Node revision status can easily become out of sync with moderation history status. [#2314907]

We've been getting reports of content not becoming published correctly from our users.
Node's would appear to workbench moderation as published, but they would appear to core as un-published (a pink background on node pages in many themes)

I found a hand-full of problem nodes by running the following query:
"all nodes where workbench current status = 1 but the node_revision status is 0 for that vid"

SELECT * FROM workbench_moderation_node_history 
  INNER JOIN node ON node.vid = workbench_moderation_node_history.vid 
  INNER JOIN node_revision ON node_revision.vid = workbench_moderation_node_history.vid 
  WHERE
  workbench_moderation_node_history.published = 1 AND 
  workbench_moderation_node_history.current = 1 AND 
  node_revision.status = 0;

Nodes can get in to this state because (in our case) whenever a node is published, it gets indexed by apache solr - and whilst this happens successfully 99% of the time, sometimes it would bomb out and cause a timeout, leaving the node in this messed up state where node_revsion.status = 0 for all revisions, while workbench_moderation_node_history at the current node would have a status of 1.

This can happen because of how workbench moderation performs it's final node publish node_save().
It happens in workbench_moderation_store (during request shutdown), and if this is never called, then the node_revision table has had it's status set to 0 for all revisions of the node in workbench_moderation_moderate. This is done with a db_update query:

// If this revision is to be published, the new moderation record should be
  // the only one flagged 'published' in both
  // {workbench_moderation_node_history} AND {node_revision}
  if ($new_revision->published) {
    $query = db_update('workbench_moderation_node_history')
      ->condition('nid', $node->nid)
      ->fields(array('published' => 0))
      ->execute();
    $query = db_update('node_revision')
      ->condition('nid', $node->nid)
      ->fields(array('status' => 0))
      ->execute();
  }

We'll fix the problem with our apache solr instance - and make sure it requests time out before the php process can timeout, but there are any number of other ways this could happen (This problem is also touched on in #1966630 - where a watchog call was causing the request to end before the shutdown phase).

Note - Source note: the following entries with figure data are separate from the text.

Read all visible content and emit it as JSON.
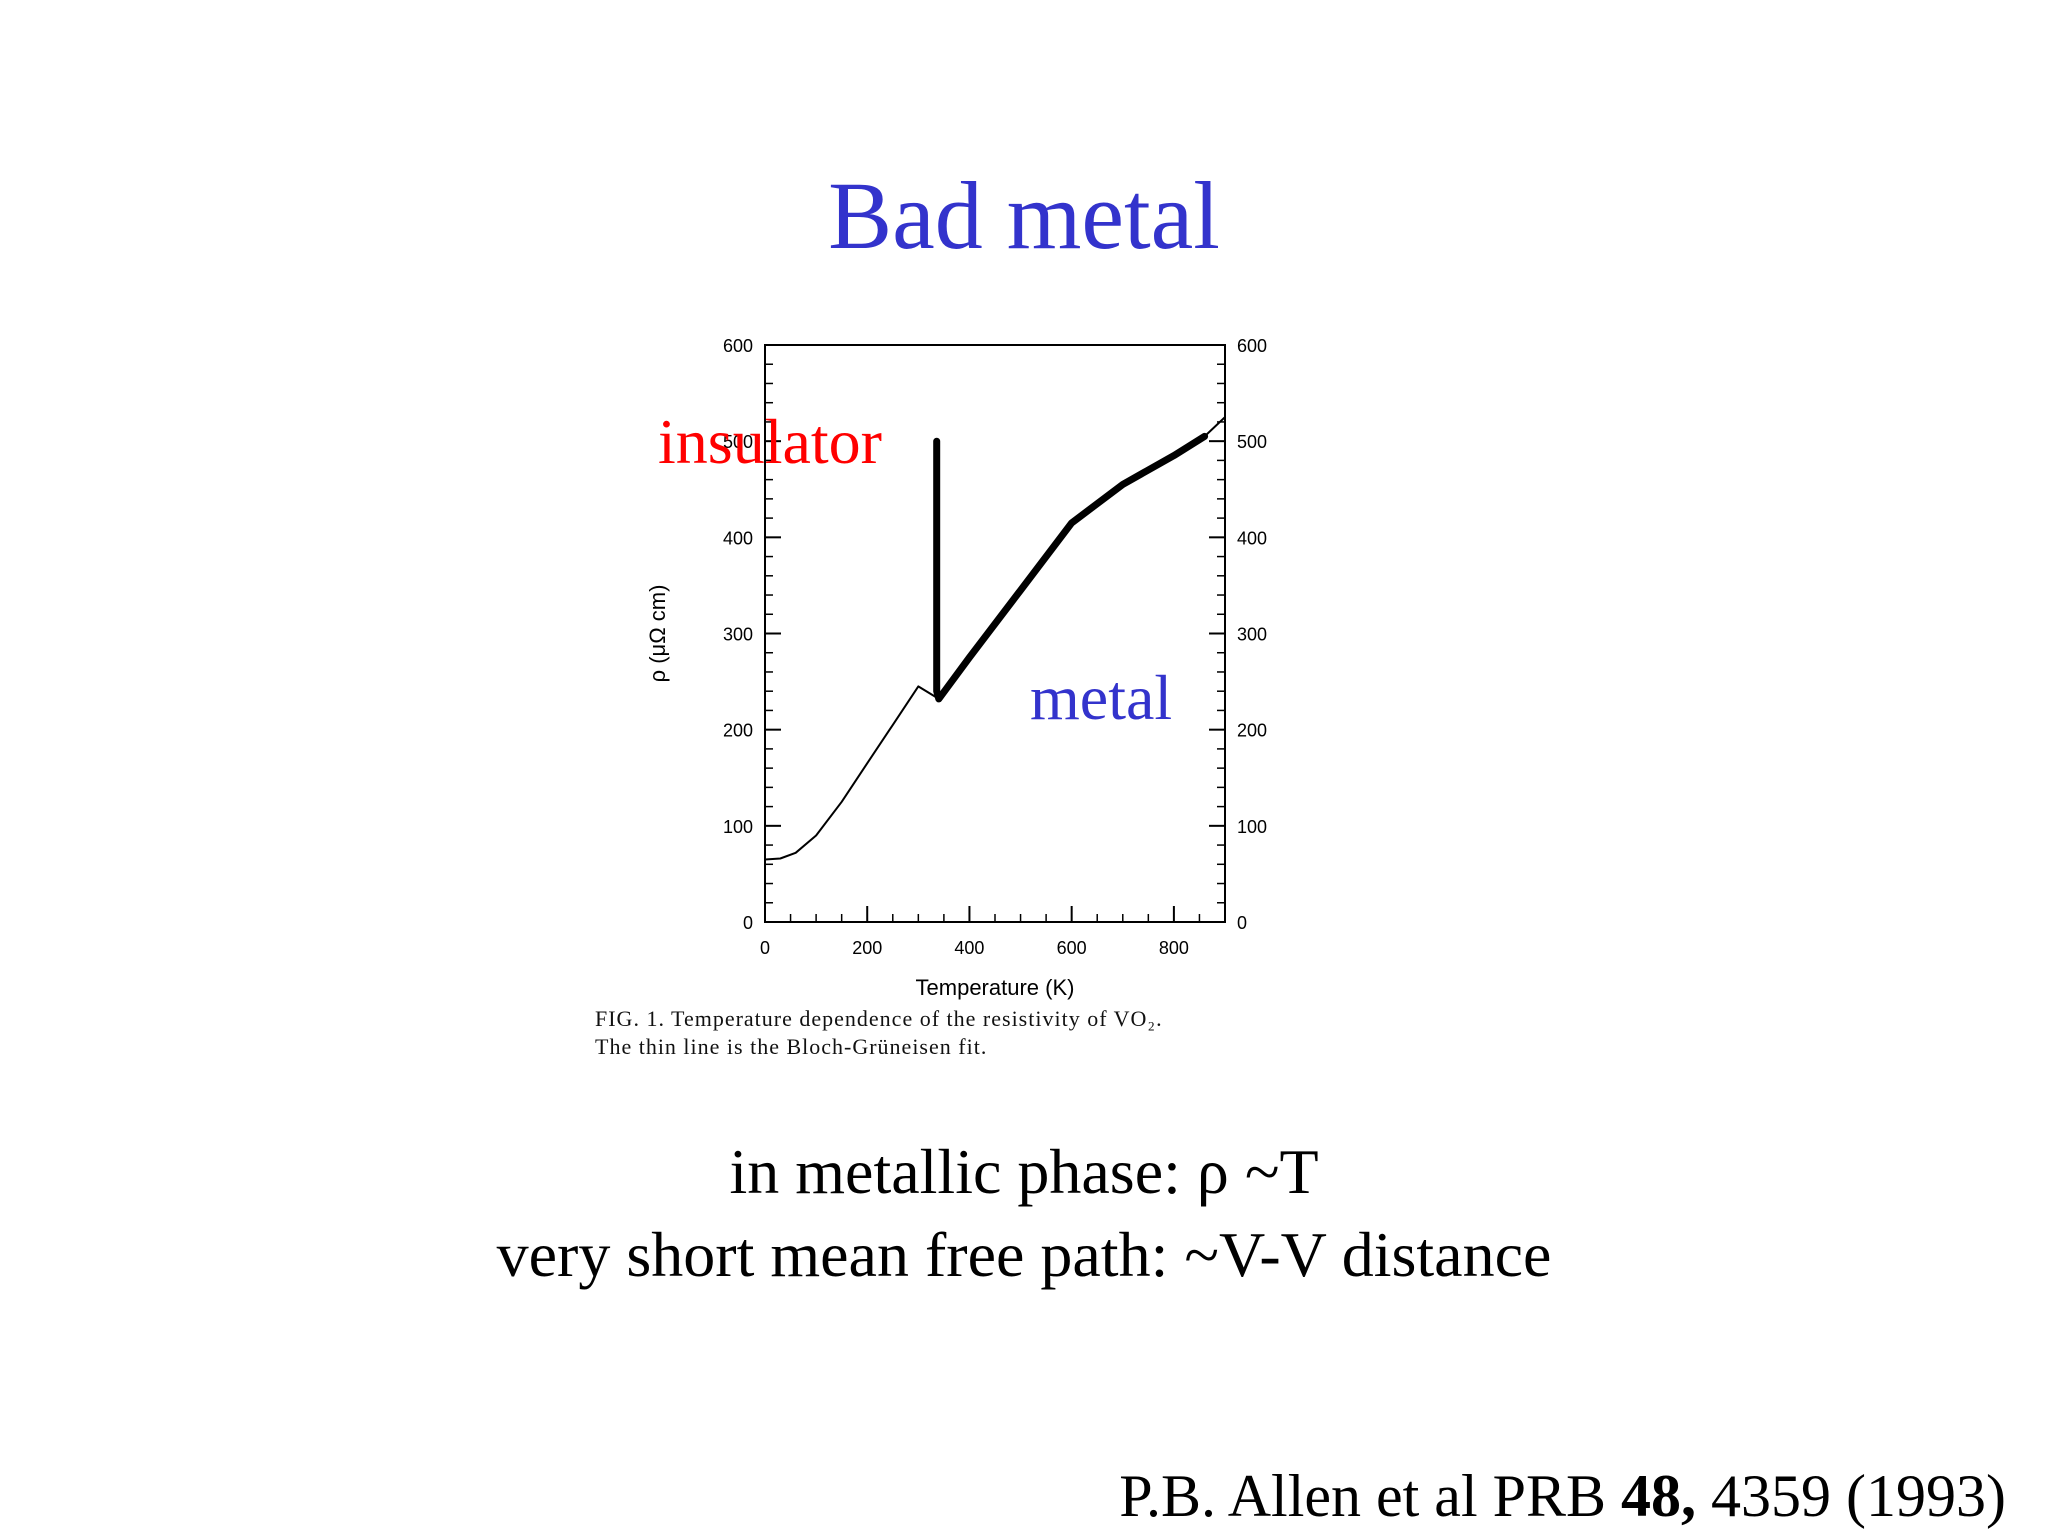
{
  "slide": {
    "title": "Bad metal",
    "body_lines": [
      "in metallic phase: ρ ~T",
      "very short mean free path: ~V-V distance"
    ],
    "citation": {
      "prefix": "P.B. Allen et al PRB ",
      "volume": "48,",
      "suffix": " 4359 (1993)"
    },
    "colors": {
      "title": "#3333cc",
      "insulator": "#ff0000",
      "metal": "#3333cc"
    }
  },
  "chart_data": {
    "type": "line",
    "xlabel": "Temperature (K)",
    "ylabel": "ρ (μΩ cm)",
    "xlim": [
      0,
      900
    ],
    "ylim": [
      0,
      600
    ],
    "xticks": [
      0,
      200,
      400,
      600,
      800
    ],
    "yticks": [
      0,
      100,
      200,
      300,
      400,
      500,
      600
    ],
    "grid": false,
    "caption": [
      "FIG. 1.  Temperature dependence of the resistivity of VO₂.",
      "The thin line is the Bloch-Grüneisen fit."
    ],
    "annotations": [
      "insulator",
      "metal"
    ],
    "series": [
      {
        "style": "thin",
        "x": [
          0,
          30,
          60,
          100,
          150,
          200,
          250,
          300,
          340,
          400,
          500,
          600,
          700,
          800,
          860,
          900
        ],
        "y": [
          65,
          66,
          72,
          90,
          125,
          165,
          205,
          245,
          232,
          275,
          345,
          415,
          455,
          485,
          505,
          525
        ]
      },
      {
        "style": "thick",
        "x": [
          336,
          336,
          340,
          400,
          500,
          600,
          700,
          800,
          860
        ],
        "y": [
          500,
          240,
          232,
          275,
          345,
          415,
          455,
          485,
          505
        ]
      }
    ]
  }
}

Does anybody have any ideas about how to make this more robust against this type of failure?

We're currently dealing with the issue on a case-by-case basis and would rather not implement some kind of automatic bandage solution unless we really have no other options.

Comments

Comment #1

thtas CreditAttribution: thtas commented 4 August 2014 at 07:23

What if during workbench_moderation_moderate we save the node id to an array and store the array using variable_set, then during shutdown we unset that node id from the array.

Then, during node_load if the loading node id exists in the previous array then we know we have a problem - and we can run some code to sync things back up or to at least display a warning or watchdog log or something.

Comment #2

shadysamir CreditAttribution: shadysamir commented 2 December 2014 at 09:41

I am getting similar behavior in two websites. The editor needs to go to content admin page and publish nodes already published by wb moderation using core publish action. Changing status back to needs to review then forth to published doesn't make a difference. Only core publish action helps, which requires node admin access.

Comment #3

rv0 CreditAttribution: rv0 commented 16 January 2015 at 10:38

I can confirm this issue, it has been an issue for as long as I remember
it is related to #1436260: Saving nodes outside Workbench Moderation leads to incorrect state transitions (e.g., "needs review" appearing as published) I think.

Comment #4

neuquen CreditAttribution: neuquen commented 11 February 2016 at 19:43

This issue just recently happened for us during a long migration of about 53,000 pieces of content. There were around 4,000 pieces of content which had a status of 1, but the revision status was still set to 0.

Did any of you figure out a fix for the issue or is it still unresolved?

FYI - I am using version 7.x-1.4 of Workbench Moderation.